MOSCOW (MRC) -- Royal Dutch Shell and Total both applied for environmental permits to drill in offshore blocks acquired during Brazil's 16th bid round held last year, reported S&P Global with reference to documents published Wednesday by federal environmental regulator IBAMA.
Shell applied to tap up to six wells in the Campos Basin C-M-659 block that could also include up to four well-formation tests, according to IBAMA. In addition, Shell wants to drill up to three wells in the C-M-713 block that could also include up to two well-formation tests. Shell expects to start the campaign in 2022-2024, IBAMA said.
Total, meanwhile, applied to drill up to five wells in the Campos Basin C-M-541 block, including two exploration wells and three evaluation wells, IBAMA said. The campaign could also include up to four well-formation tests, IBAMA said.

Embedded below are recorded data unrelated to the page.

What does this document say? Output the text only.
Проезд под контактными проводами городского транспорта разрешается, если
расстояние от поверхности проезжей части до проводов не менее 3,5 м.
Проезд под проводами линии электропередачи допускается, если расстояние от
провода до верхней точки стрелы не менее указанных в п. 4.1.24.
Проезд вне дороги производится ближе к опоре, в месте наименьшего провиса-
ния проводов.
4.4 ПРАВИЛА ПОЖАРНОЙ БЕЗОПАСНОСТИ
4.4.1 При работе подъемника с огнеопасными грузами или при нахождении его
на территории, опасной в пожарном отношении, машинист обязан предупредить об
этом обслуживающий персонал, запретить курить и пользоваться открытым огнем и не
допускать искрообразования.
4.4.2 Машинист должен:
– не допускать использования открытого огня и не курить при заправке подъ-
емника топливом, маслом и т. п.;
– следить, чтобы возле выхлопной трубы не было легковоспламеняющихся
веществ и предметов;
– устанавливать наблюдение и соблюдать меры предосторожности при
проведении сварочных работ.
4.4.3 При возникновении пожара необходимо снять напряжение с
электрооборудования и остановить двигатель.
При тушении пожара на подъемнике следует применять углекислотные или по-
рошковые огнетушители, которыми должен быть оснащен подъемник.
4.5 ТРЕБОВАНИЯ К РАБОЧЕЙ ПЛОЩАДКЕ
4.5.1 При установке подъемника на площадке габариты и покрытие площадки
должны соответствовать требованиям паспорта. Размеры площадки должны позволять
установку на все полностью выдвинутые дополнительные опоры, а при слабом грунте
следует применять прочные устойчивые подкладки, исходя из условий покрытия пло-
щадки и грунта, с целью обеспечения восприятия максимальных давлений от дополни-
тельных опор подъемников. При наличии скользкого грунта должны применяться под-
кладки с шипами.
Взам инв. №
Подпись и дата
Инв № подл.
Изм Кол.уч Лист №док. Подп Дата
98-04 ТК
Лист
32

The two companies signed the concession contracts for the blocks on Friday, making the turnaround time less than a week.
The quick turnaround underscored the aggressive path international oil companies have taken since Brazil started holding regular sales of acreage under concession and production-sharing contracts in 2017, including making terms more competitive with rival sales in Mexico and the US Gulf of Mexico. Many winning bid groups from the recent licensing rounds have submitted requests for drilling permits and other administrative tasks nearly immediately after signing contracts, demonstrating the desire to move quickly to explore regions where a single well can pump as much as 50,000 b/d of oil equivalent. Among the changes made, Brazil allowed international oil companies to operate subsalt fields sold under production-sharing contracts and reduced requirements to use locally produced goods and services in exploration and development.
The changes made Brazil one of the world's hottest frontiers, with oil companies agreeing to record-setting signing bonuses and profit-oil guarantees to expand exploration portfolios over the past three years. That streak ended in November, when companies balked at paying sky-high signing bonuses for subsalt production-sharing areas and complicated negotiations to reimburse Petrobras for investments made at oil fields in the transfer-of-rights areas.
Brazil may eventually end the subsalt polygon that requires production-sharing agreements as well as Petrobras' preferential right to hold at least a 30% operating stake in the fields, with several bills working through Congress at the moment.
Shell, which is Brazil's second-largest oil and natural gas producer after state-led oil company Petrobras, holds a 40% operating stake in the C-M-659 block. Chevron retains a 35% minority share, with Qatar Petroleum owning 25%. The companies paid Real 714 million (USD163 million) for the development rights, including a commitment to drill at least one well.
As MRC wrote before, Royal Dutch Shell, which plans billions of dollars in spending on shale drilling projects, boosted output in the top US shale field to 250,000 barrels per day in December, 2019. Shell plans to spend about USD3 billion per year for the next five years on shale projects.
We also remind that Shell Singapore restarted its naphtha cracker in Bukom Island in early December 2019, following a two months maintenance shutdown since the beginning of October 2019. Thus, this cracker was taken off-stream for the turnaround on 1 October 2019. The cracker is able to produce 960,000 tons/year of ethylene and 550,000 tons/year of propylene.
Ethylene and propylene are feedstocks for producing polyethylene (PE) and polypropylene (PP).
According to MRC's ScanPlast report, Russia's estimated PE consumption totalled 2,093,260 tonnes in 2019, up by 6% year on year. Shipments of all PE grades increased. PE shipments rose from both domestic producers and foreign suppliers. The estimated PP consumption in the Russian market was 1,260,400 tonnes in January-December 2019, up by 4% year on year. Supply of almost all grades of propylene polymers increased, except for statistical copolymers of propylene (PP random copolymers).
Royal Dutch Shell plc is an Anglo-Dutch multinational oil and gas company headquartered in The Hague, Netherlands and with its registered office in London, United Kingdom. It is the biggest company in the world in terms of revenue and one of the six oil and gas "supermajors". Shell is vertically integrated and is active in every area of the oil and gas industry, including exploration and production, refining, distribution and marketing, petrochemicals, power generation and trading.
Total S.A. is a French multinational oil and gas company and one of the six "Supermajor" oil companies in the world with business in Europe, the United States, the Middle East and Asia. The company's petrochemical products cover two main groups: base chemicals and the consumer polymers (polyethylene, polypropylene and polystyrene) that are derived from them.